Q: How did you approach telling this story for TV and making it visually exciting and engaging but also informative?
A: That was a major challenge: How do you keep the story moving? How do you visually keep interest when there is a lot of dense history? When you’re reading the essays, you might read for a while, set them down and then come back. We had lots of conversations about how to breathe life into each episode. We really tried to personalize these sometimes abstract concepts through the lives and narratives of real people. And we also just tried to shoot it in a very visually appealing way.
Q: You have a great episode about Black music right in the middle of the series. Did you feel like you needed a subject that was more joyful and celebratory to provide a bit of a breather?
A: The whole thing can’t just be pain and struggle. As Black people were fighting back against everything that we were going through, we were also living, loving and creating. What better vehicle to tell that story of the full breadth of human emotion than music? Even in the original project, the music essay (by Wesley Morris) was intended to give us a space to recognize Black joy, resilience and creativity. And it was essential in the documentary series. I don’t think the series is bingeable. Every episode is hard. You have to take time between them.
Q: You mention in the first episode, “Democracy,” how your father flew the flag every day, and it confused you when you were young. Has this project helped you understand his version of patriotism?
A: Absolutely. The democracy essay for “The 1619 Project” (on which the episode is based) is the most patriotic thing I’ve ever done. I don’t think you can watch the democracy episode and not see it as patriotic. It’s not patriotic as defined by conservatives who think patriotism is performative — standing up for a flag or wearing a flag pin — but the highest calling of patriotism, which is to fight your country and force it to live up to its ideals. Black Americans have epitomized that.

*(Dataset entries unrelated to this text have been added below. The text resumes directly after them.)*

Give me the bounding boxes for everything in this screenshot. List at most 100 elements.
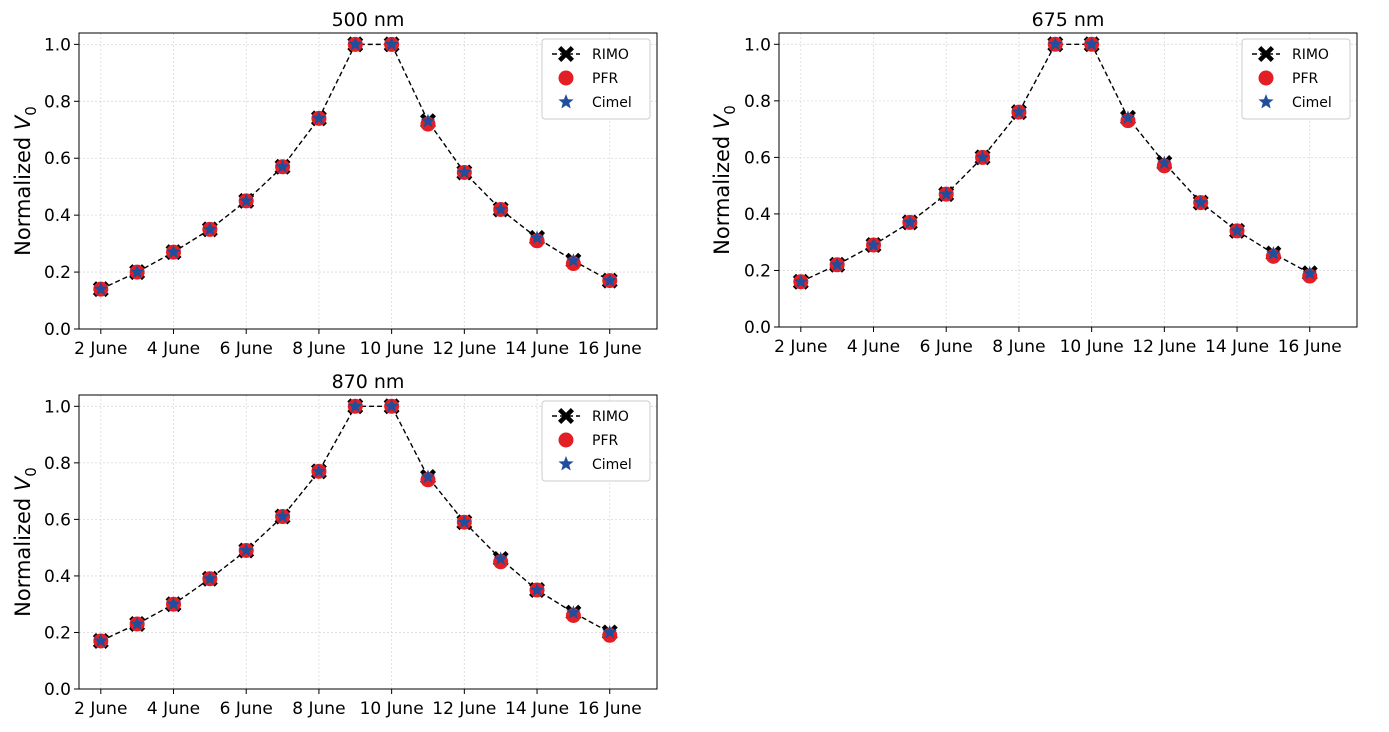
cimel-point [457,164,472,179]
cimel-point [202,571,217,585]
y-tick-label: 0.4 [44,567,71,587]
legend-label: RIMO [1292,47,1329,63]
y-axis-label-subscript: 0 [22,106,40,116]
x-tick-label: 2 June [74,339,127,359]
y-tick-label: 0.2 [44,623,71,643]
axes-frame [78,394,658,690]
y-tick-label: 0.2 [44,263,71,283]
x-tick-label: 6 June [920,337,973,357]
x-tick-label: 14 June [505,699,569,719]
cimel-point [493,551,508,566]
y-tick-label: 0.8 [744,92,771,112]
legend: RIMO PFR Cimel [1241,38,1351,120]
y-tick-label: 0.0 [44,680,71,700]
cimel-point [311,463,327,478]
chart-panel-1: 0.0 0.2 0.4 0.6 0.8 1.0 2 June 4 June 6 June 8 Ju… [710,9,1358,357]
cimel-point [202,221,217,236]
cimel-point [866,237,881,252]
cimel-point [830,257,845,271]
x-tick-label: 8 June [292,339,345,359]
x-tick-label: 2 June [74,699,127,719]
y-tick-label: 1.0 [744,35,771,55]
y-axis-label-text: Normalized [11,491,35,617]
cimel-point [529,582,545,597]
x-tick-label: 6 June [220,699,273,719]
cimel-point [566,253,581,267]
cimel-point [93,633,108,648]
cimel-point [793,274,808,288]
x-marker-icon [558,46,574,62]
legend: RIMO PFR Cimel [541,38,651,120]
y-tick-label: 0.8 [44,92,71,112]
cimel-point [420,113,436,128]
legend-label: RIMO [592,47,629,63]
chart-panel-2: 0.0 0.2 0.4 0.6 0.8 1.0 2 June 4 June 6 June 8 Ju… [11,371,658,719]
chart-title: 500 nm [332,9,405,31]
y-tick-label: 0.4 [44,206,71,226]
cimel-point [130,264,145,279]
x-tick-label: 12 June [432,339,496,359]
cimel-point [902,214,917,229]
y-axis-label-subscript: 0 [721,105,739,115]
cimel-point [166,596,181,611]
x-tick-label: 16 June [578,339,642,359]
star-marker-icon [558,94,574,109]
x-tick-label: 12 June [1132,337,1196,357]
cimel-point [1011,104,1027,119]
star-marker-icon [558,456,574,471]
star-marker-icon [1258,94,1274,109]
legend-label: Cimel [592,95,632,111]
legend-label: Cimel [592,457,632,473]
y-axis-label-var: V [11,114,35,130]
cimel-point [602,624,617,639]
x-tick-label: 14 June [505,339,569,359]
cimel-point [239,542,254,557]
x-tick-label: 4 June [847,337,900,357]
y-axis-label-subscript: 0 [22,467,40,477]
y-tick-label: 0.0 [44,320,71,340]
x-tick-label: 6 June [220,339,273,359]
x-marker-icon [1258,46,1274,62]
y-axis-label: Normalized V0 [710,105,739,255]
cimel-point [457,514,472,529]
legend-label: Cimel [1292,95,1332,111]
cimel-point [348,36,363,51]
x-tick-label: 14 June [1205,337,1269,357]
y-axis-label-var: V [710,113,734,129]
cimel-point [529,230,545,244]
cimel-point [566,605,581,619]
cimel-point [275,159,290,173]
legend-label: RIMO [592,409,629,425]
x-tick-label: 8 June [992,337,1045,357]
y-tick-label: 1.0 [44,397,71,417]
cimel-point [1120,110,1136,124]
circle-marker-icon [558,70,574,86]
y-tick-label: 0.0 [744,318,771,338]
y-tick-label: 0.6 [744,148,771,168]
chart-title: 675 nm [1032,9,1105,31]
y-axis-label-var: V [11,475,35,491]
cimel-point [1302,265,1317,280]
legend-label: PFR [592,433,618,449]
cimel-point [939,186,954,201]
circle-marker-icon [558,432,574,448]
cimel-point [130,616,145,631]
cimel-point [602,273,617,287]
x-marker-icon [558,408,574,424]
cimel-point [1266,246,1281,260]
x-tick-label: 2 June [774,337,827,357]
legend: RIMO PFR Cimel [541,400,651,482]
x-tick-label: 12 June [432,699,496,719]
y-axis-label: Normalized V0 [11,467,40,617]
cimel-point [975,149,990,164]
cimel-point [420,469,436,484]
y-tick-label: 0.6 [44,149,71,169]
x-tick-label: 16 June [1278,337,1342,357]
y-tick-label: 1.0 [44,35,71,55]
x-tick-label: 8 June [292,699,345,719]
y-tick-label: 0.8 [44,454,71,474]
legend-label: PFR [592,71,618,87]
cimel-point [311,110,327,125]
cimel-point [1193,195,1208,209]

Literally by working on this project, I came to understand that my father wasn’t flying that flag as a sign of his subjugation, which is what it felt like, but as a sign of his refusal to have his lineage and legacy be taken from him. As Black Americans, we literally have no other country to claim. We have been made to feel that we can’t really claim the country we played such a role in building, and my father refused to feel that. … That essay — particularly the part about my dad flying the flag — is the thing that people across racial lines connect with the most.
Q: Did including your family history in the series make you feel vulnerable?

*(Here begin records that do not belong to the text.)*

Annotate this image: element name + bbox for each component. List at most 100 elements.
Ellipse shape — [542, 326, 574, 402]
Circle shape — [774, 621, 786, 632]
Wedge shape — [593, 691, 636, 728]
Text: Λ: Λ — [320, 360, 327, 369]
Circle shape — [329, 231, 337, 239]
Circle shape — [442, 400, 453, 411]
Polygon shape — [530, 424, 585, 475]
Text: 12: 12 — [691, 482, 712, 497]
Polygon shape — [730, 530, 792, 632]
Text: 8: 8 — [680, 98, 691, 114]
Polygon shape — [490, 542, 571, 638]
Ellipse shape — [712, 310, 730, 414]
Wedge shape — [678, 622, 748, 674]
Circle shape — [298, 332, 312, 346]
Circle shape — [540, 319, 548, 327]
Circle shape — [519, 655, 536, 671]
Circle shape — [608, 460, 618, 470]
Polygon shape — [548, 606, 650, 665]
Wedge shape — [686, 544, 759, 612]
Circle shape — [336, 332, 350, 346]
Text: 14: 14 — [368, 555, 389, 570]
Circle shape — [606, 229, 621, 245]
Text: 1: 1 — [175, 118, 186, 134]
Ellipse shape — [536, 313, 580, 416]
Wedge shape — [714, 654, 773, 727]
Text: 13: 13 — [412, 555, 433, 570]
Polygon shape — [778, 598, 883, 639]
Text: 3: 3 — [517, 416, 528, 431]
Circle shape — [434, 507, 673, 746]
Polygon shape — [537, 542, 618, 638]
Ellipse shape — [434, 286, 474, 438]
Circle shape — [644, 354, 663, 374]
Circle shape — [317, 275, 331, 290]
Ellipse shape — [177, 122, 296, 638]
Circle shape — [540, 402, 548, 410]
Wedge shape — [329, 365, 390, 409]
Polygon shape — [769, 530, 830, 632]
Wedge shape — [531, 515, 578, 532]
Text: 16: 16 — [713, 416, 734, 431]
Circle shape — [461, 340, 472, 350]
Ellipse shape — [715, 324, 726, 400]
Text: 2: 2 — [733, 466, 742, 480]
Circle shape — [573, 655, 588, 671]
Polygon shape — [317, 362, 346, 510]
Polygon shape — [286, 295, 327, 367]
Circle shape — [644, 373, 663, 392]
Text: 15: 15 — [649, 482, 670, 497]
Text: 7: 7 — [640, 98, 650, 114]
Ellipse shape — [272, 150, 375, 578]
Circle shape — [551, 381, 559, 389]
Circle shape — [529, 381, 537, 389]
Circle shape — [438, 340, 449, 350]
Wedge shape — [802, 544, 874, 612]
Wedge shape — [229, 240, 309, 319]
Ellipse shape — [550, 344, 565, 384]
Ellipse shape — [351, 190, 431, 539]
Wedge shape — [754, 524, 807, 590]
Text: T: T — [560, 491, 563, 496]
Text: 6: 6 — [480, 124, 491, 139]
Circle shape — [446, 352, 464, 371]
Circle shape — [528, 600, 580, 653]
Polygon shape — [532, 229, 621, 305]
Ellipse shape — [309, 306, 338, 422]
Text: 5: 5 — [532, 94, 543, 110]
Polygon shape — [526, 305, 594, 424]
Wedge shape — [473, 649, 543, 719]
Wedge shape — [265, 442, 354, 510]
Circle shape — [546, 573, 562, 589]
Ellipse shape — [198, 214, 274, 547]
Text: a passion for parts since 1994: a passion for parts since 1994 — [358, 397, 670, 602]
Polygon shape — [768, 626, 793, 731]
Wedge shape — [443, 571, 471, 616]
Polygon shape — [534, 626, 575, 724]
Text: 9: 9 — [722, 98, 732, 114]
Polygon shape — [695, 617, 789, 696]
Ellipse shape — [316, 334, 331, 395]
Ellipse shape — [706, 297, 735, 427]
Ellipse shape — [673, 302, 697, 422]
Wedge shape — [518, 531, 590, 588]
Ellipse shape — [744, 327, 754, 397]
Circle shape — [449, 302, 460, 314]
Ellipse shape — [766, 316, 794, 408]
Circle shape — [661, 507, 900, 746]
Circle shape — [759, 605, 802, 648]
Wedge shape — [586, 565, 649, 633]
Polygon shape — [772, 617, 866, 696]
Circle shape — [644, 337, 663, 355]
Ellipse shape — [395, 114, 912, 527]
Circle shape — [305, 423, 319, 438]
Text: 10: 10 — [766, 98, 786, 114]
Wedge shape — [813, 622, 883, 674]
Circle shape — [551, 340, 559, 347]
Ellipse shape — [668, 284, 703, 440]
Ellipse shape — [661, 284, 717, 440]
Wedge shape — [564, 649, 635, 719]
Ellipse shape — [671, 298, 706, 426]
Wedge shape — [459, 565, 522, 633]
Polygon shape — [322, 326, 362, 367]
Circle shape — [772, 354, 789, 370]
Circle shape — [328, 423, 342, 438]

A: It was (director and executive producer) Roger Ross Williams’ idea. It’s different to tell your own story in print than visually. That was when I felt most vulnerable. Understanding the type of vitriol that you face, the ugly things that people say online — unless you’ve been in the storm of “The 1619 Project,” I don’t think you can really understand what that’s like. I’ve chosen this profession, so I have to deal with it, but to invite my family (into that), I was really worried. But they were so proud to be able to share their story and represent Black Americans and the common struggle.
The other hard part was being honest about my grandparents. My grandparents were very good to me and my sisters, but also they were racist. Even though they loved us, they would make comments about other Black people. They disowned my mom when she married my father. I had to spend a lot of time thinking about if I wanted to put that in the documentary. Ultimately, I felt like we ask people to do this for us all the time as journalists, so I had to be honest.